Wei Dai 1 Oct 2024 23:13 UTC
4 points
2
I actually no longer fully endorse UDT. It still seems a better decision theory approach than any other specific approach that I know, but it has a bunch of open problems and I’m not very confident that someone won’t eventually find a better approach that replaces it.

To your question, I think if my future self decides to follow (something like) UDT, it won’t be because I made a “commitment” to do it, but because my future self wants to follow it, because he thinks it’s the right thing to do, according to his best understanding of philosophy and normativity. I’m unsure about this, and the specific objection you have is probably covered under #1 in my list of open questions in the link above.

(And then there’s a very different scenario in which UDT gets used in the future, which is that it gets built into AIs, and then they keep using UDT until they decide not to, which if UDT is reflectively consistent would be never. I dis-endorse this even more strongly.)
- Anthony DiGiovanni 2 Oct 2024 8:16 UTC
  1 point
  0
  Parent
  Thanks for clarifying!
  covered under #1 in my list of open questions
  To be clear, by “indexical values” in that context I assume you mean indexing on whether a given world is “real” vs “counterfactual,” not just indexical in the sense of being egoistic? (Because I think there are compelling reasons to reject UDT without being egoistic.)
  - Wei Dai 2 Oct 2024 14:14 UTC
    2 points
    0
    Parent
    
    To be clear, by “indexical values” in that context I assume you mean indexing on whether a given world is “real” vs “counterfactual,” not just indexical in the sense of being egoistic? (Because I think there are compelling reasons to reject UDT without being egoistic.)
    
    I think being indexical in this sense (while being altruistic) can also lead you to reject UDT, but it doesn’t seem “compelling” that one should be altruistic this way. Want to expand on that?
    - Anthony DiGiovanni 3 Oct 2024 7:59 UTC
      1 point
      1
      Parent
      (I might not reply further because of how historically I’ve found people seem to simply have different bedrock intuitions about this, but who knows!)
      I intrinsically only care about the real world (I find the Tegmark IV arguments against this pretty unconvincing). As far as I can tell, the standard justification for acting as if one cares about nonexistent worlds is diachronic norms of rationality. But I don’t see an independent motivation for diachronic norms, as I explain here. Given this, I think it would be a mistake to pretend my preferences are something other than what they actually are.

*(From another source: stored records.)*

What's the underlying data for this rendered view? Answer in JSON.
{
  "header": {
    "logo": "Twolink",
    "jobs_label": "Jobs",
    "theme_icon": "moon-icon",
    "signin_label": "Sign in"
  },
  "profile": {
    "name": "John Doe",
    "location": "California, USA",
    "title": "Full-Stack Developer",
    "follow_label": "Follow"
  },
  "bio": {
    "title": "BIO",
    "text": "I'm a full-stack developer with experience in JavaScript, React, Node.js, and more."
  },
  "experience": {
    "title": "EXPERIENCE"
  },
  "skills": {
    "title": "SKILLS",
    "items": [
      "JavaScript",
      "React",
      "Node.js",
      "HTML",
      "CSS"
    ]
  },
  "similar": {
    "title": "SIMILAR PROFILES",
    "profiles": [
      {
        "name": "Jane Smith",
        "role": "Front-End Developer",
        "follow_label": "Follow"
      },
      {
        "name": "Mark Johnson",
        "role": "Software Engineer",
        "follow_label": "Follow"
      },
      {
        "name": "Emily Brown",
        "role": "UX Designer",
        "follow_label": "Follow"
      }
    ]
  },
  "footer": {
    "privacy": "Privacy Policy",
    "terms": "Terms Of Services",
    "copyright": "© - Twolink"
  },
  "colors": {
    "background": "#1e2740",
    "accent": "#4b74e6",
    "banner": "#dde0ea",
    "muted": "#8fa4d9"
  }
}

      - Wei Dai 6 Oct 2024 15:22 UTC
        2 points
        0
        Parent
        If you only care about the real world and you’re sure there’s only one real world, then the fact that you at time 0 would sometimes want to bind yourself at time 1 (e.g., physically commit to some action or self-modify to perform some action at time 1) seems very puzzling or indicates that something must be wrong, because at time 1 you’re in a strictly better epistemic position, having found out more information about which world is real, so what sense does it make that your decision theory makes you-at-time-0 decide to override you-at-time-1′s decision?
        
        (If you believed in something like Tegmark IV but your values constantly change to only care about the subset of worlds that you’re in, then time inconsistency, and wanting to override your later selves, would make more sense, as your earlier self and later self would simply have different values. But it seems counterintuitive to be altruistic this way.)

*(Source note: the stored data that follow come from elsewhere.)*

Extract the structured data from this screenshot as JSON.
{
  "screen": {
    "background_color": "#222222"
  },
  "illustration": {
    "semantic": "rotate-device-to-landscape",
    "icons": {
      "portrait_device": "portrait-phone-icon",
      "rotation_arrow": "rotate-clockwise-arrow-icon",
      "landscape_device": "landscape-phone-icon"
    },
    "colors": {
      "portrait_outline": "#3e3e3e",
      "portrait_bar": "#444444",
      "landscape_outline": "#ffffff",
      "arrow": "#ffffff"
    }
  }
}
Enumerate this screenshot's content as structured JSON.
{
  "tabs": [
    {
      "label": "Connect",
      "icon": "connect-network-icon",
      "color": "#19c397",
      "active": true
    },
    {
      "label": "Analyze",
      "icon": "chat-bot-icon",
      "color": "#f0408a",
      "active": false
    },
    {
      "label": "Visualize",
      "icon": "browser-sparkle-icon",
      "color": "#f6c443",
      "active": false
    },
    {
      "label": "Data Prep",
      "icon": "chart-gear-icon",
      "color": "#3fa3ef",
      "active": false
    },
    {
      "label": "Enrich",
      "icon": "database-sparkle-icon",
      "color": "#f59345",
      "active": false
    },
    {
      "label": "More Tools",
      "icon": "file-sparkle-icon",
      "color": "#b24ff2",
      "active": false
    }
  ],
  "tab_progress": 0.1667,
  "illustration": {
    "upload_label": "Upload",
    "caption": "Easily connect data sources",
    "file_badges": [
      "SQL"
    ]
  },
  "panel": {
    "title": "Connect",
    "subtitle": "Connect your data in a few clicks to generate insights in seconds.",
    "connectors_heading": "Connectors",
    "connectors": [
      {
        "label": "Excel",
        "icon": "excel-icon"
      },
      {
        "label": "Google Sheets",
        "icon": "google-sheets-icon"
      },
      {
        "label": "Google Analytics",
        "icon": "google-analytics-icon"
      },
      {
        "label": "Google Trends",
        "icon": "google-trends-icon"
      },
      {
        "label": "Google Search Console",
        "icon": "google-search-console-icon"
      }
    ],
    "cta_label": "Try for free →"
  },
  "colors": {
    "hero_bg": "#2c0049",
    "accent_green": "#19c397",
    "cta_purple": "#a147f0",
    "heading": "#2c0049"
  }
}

        Anthony DiGiovanni 6 Oct 2024 18:27 UTC
        1 point
        1
        Parent
        at time 1 you’re in a strictly better epistemic position
        Right, but 1-me has different incentives by virtue of this epistemic position. Conditional on being at the ATM, 1-me would be better off not paying the driver. (Yet 0-me is better off if the driver predicts that 1-me will pay, hence the incentive to commit.)
        I’m not sure if this is an instance of what you call “having different values” — if so I’d call that a confusing use of the phrase, and it doesn’t seem counterintuitive to me at all.